Nesta semana, o ministro da Economia provocou um verdadeiro tsunami no mercado financeiro, ao anunciar que precisaria de uma “licença para gastar”, pois iria necessitar de R$ 30 bilhões além do teto de despesas públicas para financiar o novo programa social do governo (que prevê novos favorecidos e um benefício reajustado em cerca de 100%). A reação foi muito ruim: a bolsa desabou, o dólar disparou e os juros no mercado futuro também mostraram alta expressiva.
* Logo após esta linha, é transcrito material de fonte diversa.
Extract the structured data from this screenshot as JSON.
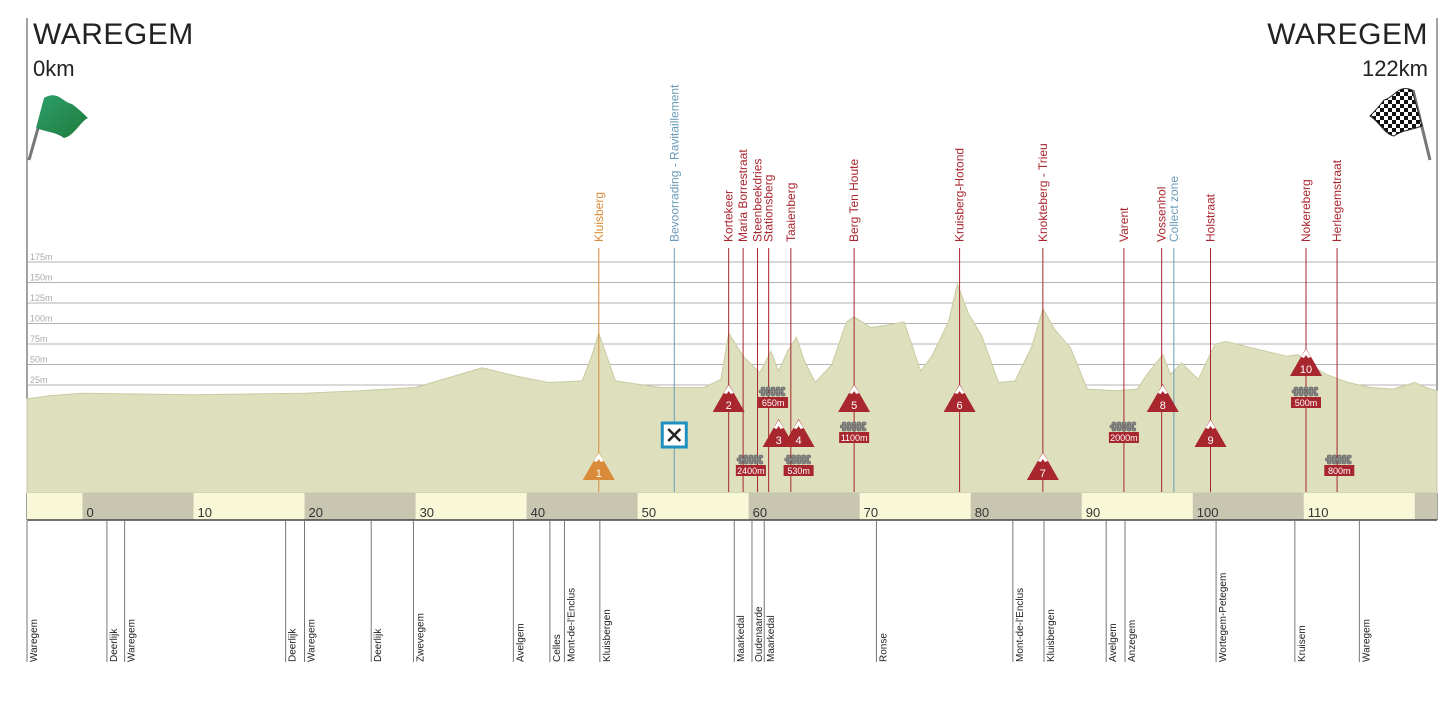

Para piorar, o presidente Bolsonaro afirmou que iria encontrar alguma forma para compensar os caminhoneiros por conta dos reajustes constantes do óleo diesel. Os investidores interpretaram essa fala como uma forte possibilidade de que o governo iria também encontrar outra fórmula criativa para distribuir recursos públicos à categoria (uma espécie de “bolsa caminhoneiro”).
Esses eleitores antipetistas devem estar queimando suas pestanas nessa semana: eles votaram em Bolsonaro para protestar contra a corrupção, mas também para manter a economia longe da heterodoxia e do populismo. E justamente um governo com Paulo Guedes na Esplanada dos Ministérios promove pedaladas para custear ações eleitoreiras? Este eleitorado já tinha se decepcionado com o presidente durante o episódio em que o ex-ministro Sergio Moro deixou o poder. Na ocasião, Moro afirmou que o combate à corrupção tinha deixado de ser prioridade do governo.
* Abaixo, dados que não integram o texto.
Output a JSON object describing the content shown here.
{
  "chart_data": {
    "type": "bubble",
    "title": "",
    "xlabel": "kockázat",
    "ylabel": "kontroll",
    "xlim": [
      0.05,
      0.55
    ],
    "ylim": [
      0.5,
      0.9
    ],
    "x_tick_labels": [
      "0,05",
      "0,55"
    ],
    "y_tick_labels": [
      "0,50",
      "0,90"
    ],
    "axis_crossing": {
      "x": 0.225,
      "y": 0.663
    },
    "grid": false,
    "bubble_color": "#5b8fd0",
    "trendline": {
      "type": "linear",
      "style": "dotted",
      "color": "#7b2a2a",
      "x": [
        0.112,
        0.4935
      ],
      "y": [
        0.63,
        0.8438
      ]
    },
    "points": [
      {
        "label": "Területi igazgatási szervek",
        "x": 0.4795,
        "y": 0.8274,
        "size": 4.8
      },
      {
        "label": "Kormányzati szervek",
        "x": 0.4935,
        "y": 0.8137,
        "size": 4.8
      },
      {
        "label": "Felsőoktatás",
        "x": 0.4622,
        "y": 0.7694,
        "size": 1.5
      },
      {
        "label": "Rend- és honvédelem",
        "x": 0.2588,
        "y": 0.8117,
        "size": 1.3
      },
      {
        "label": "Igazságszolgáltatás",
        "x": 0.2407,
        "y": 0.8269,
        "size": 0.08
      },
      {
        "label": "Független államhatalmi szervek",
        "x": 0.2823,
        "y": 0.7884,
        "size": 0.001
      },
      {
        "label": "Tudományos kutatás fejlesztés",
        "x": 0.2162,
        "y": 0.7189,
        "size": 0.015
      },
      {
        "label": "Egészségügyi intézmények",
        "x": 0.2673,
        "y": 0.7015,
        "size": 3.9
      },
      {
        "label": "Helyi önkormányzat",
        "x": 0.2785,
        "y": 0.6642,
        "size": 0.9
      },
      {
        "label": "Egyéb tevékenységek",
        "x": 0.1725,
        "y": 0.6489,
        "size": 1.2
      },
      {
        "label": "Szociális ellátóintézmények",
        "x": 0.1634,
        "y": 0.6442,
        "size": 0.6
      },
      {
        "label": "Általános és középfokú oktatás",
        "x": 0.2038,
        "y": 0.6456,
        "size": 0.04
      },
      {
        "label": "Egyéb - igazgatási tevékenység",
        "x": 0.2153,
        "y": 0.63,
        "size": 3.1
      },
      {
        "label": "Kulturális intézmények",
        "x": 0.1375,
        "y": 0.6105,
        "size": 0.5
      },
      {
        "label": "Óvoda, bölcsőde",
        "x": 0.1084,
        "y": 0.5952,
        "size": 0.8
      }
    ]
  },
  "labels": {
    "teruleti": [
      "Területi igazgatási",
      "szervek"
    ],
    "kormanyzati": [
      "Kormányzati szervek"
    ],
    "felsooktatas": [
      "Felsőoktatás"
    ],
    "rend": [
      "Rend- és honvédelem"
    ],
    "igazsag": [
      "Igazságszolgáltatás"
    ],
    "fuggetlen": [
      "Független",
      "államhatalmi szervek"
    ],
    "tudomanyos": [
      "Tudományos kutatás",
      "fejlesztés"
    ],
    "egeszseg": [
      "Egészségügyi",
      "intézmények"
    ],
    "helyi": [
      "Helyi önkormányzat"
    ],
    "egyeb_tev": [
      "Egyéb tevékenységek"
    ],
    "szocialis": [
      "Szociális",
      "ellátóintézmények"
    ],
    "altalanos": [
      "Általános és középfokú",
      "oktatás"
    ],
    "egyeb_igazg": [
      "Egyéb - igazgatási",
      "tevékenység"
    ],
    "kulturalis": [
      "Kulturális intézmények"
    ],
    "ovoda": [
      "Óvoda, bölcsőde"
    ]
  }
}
Se continuar dessa forma, o governo Bolsonaro terá muitas semelhanças com a administração de Mauricio Macri na Argentina. Ambos tiveram um discurso liberal no início, mas chegaram ao final mostrando um quadro com fortes pinceladas de populismo. Terá Bolsonaro o mesmo destino de Macri? Terá o Brasil a mesma sina da Argentina, que voltou ao peronismo depois de se desencantar com uma proposta de direita que não se concretizou?
Evidentemente, o conjunto da obra de Guedes o diferencia em vários aspectos de Guido Mantega, talvez o símbolo-mor da economia petista. Mas seria pedir muito um pouco de coerência deste governo com o que defenderam as atuais autoridades no passado? Tome-se como exemplo disso o Bolsa-Família, antes execrado por Bolsonaro em seus tempos de deputado e hoje alçado à categoria de vaca sagrada do Planalto. Outro é o provável desrespeito ao teto das contas públicas – uma heresia que seria fortemente condenada pelo Paulo Guedes de quatro anos atrás.
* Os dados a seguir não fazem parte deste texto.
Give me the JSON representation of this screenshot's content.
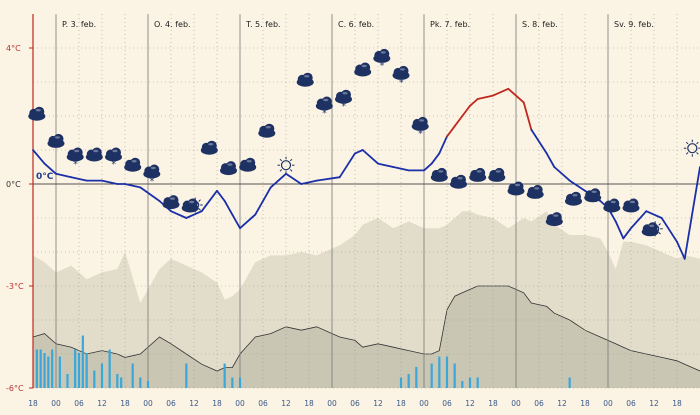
{
  "chart_data": {
    "type": "line",
    "title": "",
    "days": [
      "P. 3. feb.",
      "O. 4. feb.",
      "T. 5. feb.",
      "C. 6. feb.",
      "Pk. 7. feb.",
      "S. 8. feb.",
      "Sv. 9. feb."
    ],
    "y_axis": {
      "ticks": [
        4,
        0,
        -3,
        -6
      ],
      "tick_labels": [
        "4°C",
        "0°C",
        "-3°C",
        "-6°C"
      ],
      "ylim": [
        -6,
        5
      ]
    },
    "x_axis": {
      "hour_labels": [
        "18",
        "00",
        "06",
        "12",
        "18",
        "00",
        "06",
        "12",
        "18",
        "00",
        "06",
        "12",
        "18",
        "00",
        "06",
        "12",
        "18",
        "00",
        "06",
        "12",
        "18",
        "00",
        "06",
        "12",
        "18",
        "00",
        "06",
        "12",
        "18"
      ],
      "range_hours": [
        0,
        174
      ]
    },
    "zero_label": "0°C",
    "series": [
      {
        "name": "Temperature",
        "units": "°C",
        "x": [
          0,
          3,
          6,
          10,
          14,
          18,
          22,
          24,
          28,
          33,
          36,
          40,
          44,
          48,
          50,
          52,
          54,
          58,
          62,
          66,
          70,
          74,
          80,
          84,
          86,
          90,
          94,
          98,
          102,
          104,
          106,
          108,
          110,
          112,
          114,
          116,
          120,
          124,
          128,
          130,
          134,
          136,
          140,
          144,
          148,
          150,
          152,
          154,
          156,
          160,
          164,
          168,
          170,
          174
        ],
        "values": [
          1.0,
          0.6,
          0.3,
          0.2,
          0.1,
          0.1,
          0.0,
          0.0,
          -0.1,
          -0.5,
          -0.8,
          -1.0,
          -0.8,
          -0.2,
          -0.5,
          -0.9,
          -1.3,
          -0.9,
          -0.1,
          0.3,
          0.0,
          0.1,
          0.2,
          0.9,
          1.0,
          0.6,
          0.5,
          0.4,
          0.4,
          0.6,
          0.9,
          1.4,
          1.7,
          2.0,
          2.3,
          2.5,
          2.6,
          2.8,
          2.4,
          1.6,
          0.9,
          0.5,
          0.1,
          -0.2,
          -0.5,
          -0.7,
          -1.1,
          -1.6,
          -1.3,
          -0.8,
          -1.0,
          -1.7,
          -2.2,
          0.5
        ],
        "color": "#1a2fa8",
        "warm_color": "#c0281e"
      },
      {
        "name": "Upper band",
        "values": [
          -2.1,
          -2.3,
          -2.6,
          -2.4,
          -2.8,
          -2.6,
          -2.5,
          -2.0,
          -3.5,
          -2.5,
          -2.2,
          -2.4,
          -2.6,
          -2.9,
          -3.4,
          -3.3,
          -3.1,
          -2.3,
          -2.1,
          -2.1,
          -2.0,
          -2.1,
          -1.8,
          -1.5,
          -1.2,
          -1.0,
          -1.3,
          -1.1,
          -1.3,
          -1.3,
          -1.3,
          -1.2,
          -1.0,
          -0.8,
          -0.8,
          -0.9,
          -1.0,
          -1.3,
          -1.0,
          -1.1,
          -0.8,
          -1.2,
          -1.5,
          -1.5,
          -1.6,
          -2.0,
          -2.5,
          -1.7,
          -1.7,
          -1.8,
          -2.0,
          -2.2,
          -2.1,
          -2.2
        ]
      },
      {
        "name": "Lower band",
        "values": [
          -4.5,
          -4.4,
          -4.7,
          -4.8,
          -5.0,
          -4.9,
          -5.0,
          -5.1,
          -5.0,
          -4.5,
          -4.7,
          -5.0,
          -5.3,
          -5.5,
          -5.4,
          -5.4,
          -5.0,
          -4.5,
          -4.4,
          -4.2,
          -4.3,
          -4.2,
          -4.5,
          -4.6,
          -4.8,
          -4.7,
          -4.8,
          -4.9,
          -5.0,
          -5.0,
          -4.9,
          -3.7,
          -3.3,
          -3.2,
          -3.1,
          -3.0,
          -3.0,
          -3.0,
          -3.2,
          -3.5,
          -3.6,
          -3.8,
          -4.0,
          -4.3,
          -4.5,
          -4.6,
          -4.7,
          -4.8,
          -4.9,
          -5.0,
          -5.1,
          -5.2,
          -5.3,
          -5.5
        ]
      }
    ],
    "precipitation": {
      "units": "relative",
      "x": [
        1,
        2,
        3,
        4,
        5,
        7,
        9,
        11,
        12,
        13,
        14,
        16,
        18,
        20,
        22,
        23,
        26,
        28,
        30,
        40,
        50,
        52,
        54,
        96,
        98,
        100,
        104,
        106,
        108,
        110,
        112,
        114,
        116,
        140
      ],
      "values": [
        0.55,
        0.55,
        0.5,
        0.45,
        0.55,
        0.45,
        0.2,
        0.55,
        0.5,
        0.75,
        0.5,
        0.25,
        0.35,
        0.55,
        0.2,
        0.15,
        0.35,
        0.15,
        0.1,
        0.35,
        0.35,
        0.15,
        0.15,
        0.15,
        0.2,
        0.3,
        0.35,
        0.45,
        0.45,
        0.35,
        0.1,
        0.15,
        0.15,
        0.15
      ]
    },
    "weather_icons": [
      {
        "x": 1,
        "t": 1.7,
        "kind": "cloud"
      },
      {
        "x": 6,
        "t": 0.9,
        "kind": "cloud"
      },
      {
        "x": 11,
        "t": 0.5,
        "kind": "cloud-snow"
      },
      {
        "x": 16,
        "t": 0.5,
        "kind": "cloud"
      },
      {
        "x": 21,
        "t": 0.5,
        "kind": "cloud-snow"
      },
      {
        "x": 26,
        "t": 0.2,
        "kind": "cloud"
      },
      {
        "x": 31,
        "t": 0.0,
        "kind": "cloud-snow"
      },
      {
        "x": 36,
        "t": -0.9,
        "kind": "cloud"
      },
      {
        "x": 41,
        "t": -1.0,
        "kind": "cloud-sun"
      },
      {
        "x": 46,
        "t": 0.7,
        "kind": "cloud"
      },
      {
        "x": 51,
        "t": 0.1,
        "kind": "cloud"
      },
      {
        "x": 56,
        "t": 0.2,
        "kind": "cloud"
      },
      {
        "x": 61,
        "t": 1.2,
        "kind": "cloud"
      },
      {
        "x": 66,
        "t": 0.2,
        "kind": "sun"
      },
      {
        "x": 71,
        "t": 2.7,
        "kind": "cloud"
      },
      {
        "x": 76,
        "t": 2.0,
        "kind": "cloud-snow"
      },
      {
        "x": 81,
        "t": 2.2,
        "kind": "cloud-snow"
      },
      {
        "x": 86,
        "t": 3.0,
        "kind": "cloud"
      },
      {
        "x": 91,
        "t": 3.4,
        "kind": "cloud-snow"
      },
      {
        "x": 96,
        "t": 2.9,
        "kind": "cloud-snow"
      },
      {
        "x": 101,
        "t": 1.4,
        "kind": "cloud-snow"
      },
      {
        "x": 106,
        "t": -0.1,
        "kind": "cloud"
      },
      {
        "x": 111,
        "t": -0.3,
        "kind": "cloud"
      },
      {
        "x": 116,
        "t": -0.1,
        "kind": "cloud"
      },
      {
        "x": 121,
        "t": -0.1,
        "kind": "cloud"
      },
      {
        "x": 126,
        "t": -0.5,
        "kind": "cloud"
      },
      {
        "x": 131,
        "t": -0.6,
        "kind": "cloud"
      },
      {
        "x": 136,
        "t": -1.4,
        "kind": "cloud"
      },
      {
        "x": 141,
        "t": -0.8,
        "kind": "cloud"
      },
      {
        "x": 146,
        "t": -0.7,
        "kind": "cloud"
      },
      {
        "x": 151,
        "t": -1.0,
        "kind": "cloud"
      },
      {
        "x": 156,
        "t": -1.0,
        "kind": "cloud"
      },
      {
        "x": 161,
        "t": -1.7,
        "kind": "cloud-sun"
      },
      {
        "x": 172,
        "t": 0.7,
        "kind": "sun"
      }
    ],
    "colors": {
      "background": "#fbf3e4",
      "band_upper": "#e2dccb",
      "band_lower": "#c9c7b4",
      "precip": "#3aa7d8",
      "axis_red": "#c0281e",
      "gridline": "#777777",
      "icon": "#1e3163"
    }
  }
}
Vê-se claramente que as propostas de campanha vão ficando para trás e muito diferentes daquilo que se prepara para a reta final deste mandato. E, já que estamos fazendo uma comparação com a gestão petista, sempre é bom lembrar as palavras proféticas de um dos líderes do PT, o ex-deputado José Dirceu, ditas em dezembro de 2018: “Vamos deixar o Bolsonaro sentar-se na cadeira. Aquela cadeira queima”.